Elvis pudo quitársela de encima recién treinta minutos después.

Cuando Glimmer volvió con la cena, nos sentamos frente al televisor a ver Next in Fashion. Mis compañeros de fraternidad se quejaban de los diseños, de los presentadores y de los concursantes; sin embargo, al parecer, a ninguno le interesaba la moda, pero me enteré de que Ingrid los obligaba a mirarlo y se volvieron adictos. Me dio gracia preguntar dónde estaba ella y que respondieran: «En Europa o por ahí». Asumí que su ausencia no era extraña, pero cuando Mei subió el volumen, me dio la impresión de que lo hizo para no responder más preguntas al respecto. Los noté entre molestos y tristes por la ausencia de la misteriosa Ingrid.

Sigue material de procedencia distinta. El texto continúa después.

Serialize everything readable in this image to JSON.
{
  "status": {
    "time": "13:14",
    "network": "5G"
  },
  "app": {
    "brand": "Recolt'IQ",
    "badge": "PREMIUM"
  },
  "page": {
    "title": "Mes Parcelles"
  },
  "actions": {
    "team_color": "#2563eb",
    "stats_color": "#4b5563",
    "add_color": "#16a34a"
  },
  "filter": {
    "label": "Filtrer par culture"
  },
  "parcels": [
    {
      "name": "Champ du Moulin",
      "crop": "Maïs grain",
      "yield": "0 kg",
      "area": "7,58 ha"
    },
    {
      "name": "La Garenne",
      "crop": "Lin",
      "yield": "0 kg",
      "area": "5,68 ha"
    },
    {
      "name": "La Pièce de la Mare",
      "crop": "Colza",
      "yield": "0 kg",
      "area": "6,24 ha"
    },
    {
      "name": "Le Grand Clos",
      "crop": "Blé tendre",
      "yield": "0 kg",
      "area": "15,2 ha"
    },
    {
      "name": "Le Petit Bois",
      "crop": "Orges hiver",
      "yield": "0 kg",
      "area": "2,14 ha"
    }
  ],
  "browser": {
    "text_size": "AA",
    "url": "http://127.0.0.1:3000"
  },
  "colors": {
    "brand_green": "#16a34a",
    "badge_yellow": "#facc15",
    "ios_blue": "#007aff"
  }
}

Me sentí fuera de lugar, como alguien que se ha perdido una fiesta de la que todos están hablando. Lo mismo me ocurrió con Blake y con Larson esta mañana. Es difícil ser nueva en un mundo de viejos conocidos. No sé qué puedo o no preguntar, o si voy a herir los sentimientos de alguien al hacerlo.

Como si no hubiera tenido una buena dosis de ser la forastera, llego a Notre Nuage e ingreso a su estacionamiento privado por primera vez. El guardia de la entrada es el tipo más limpio que vi en mi vida. Le brilla hasta la calva, como si el de mantenimiento se la hubiera pulido.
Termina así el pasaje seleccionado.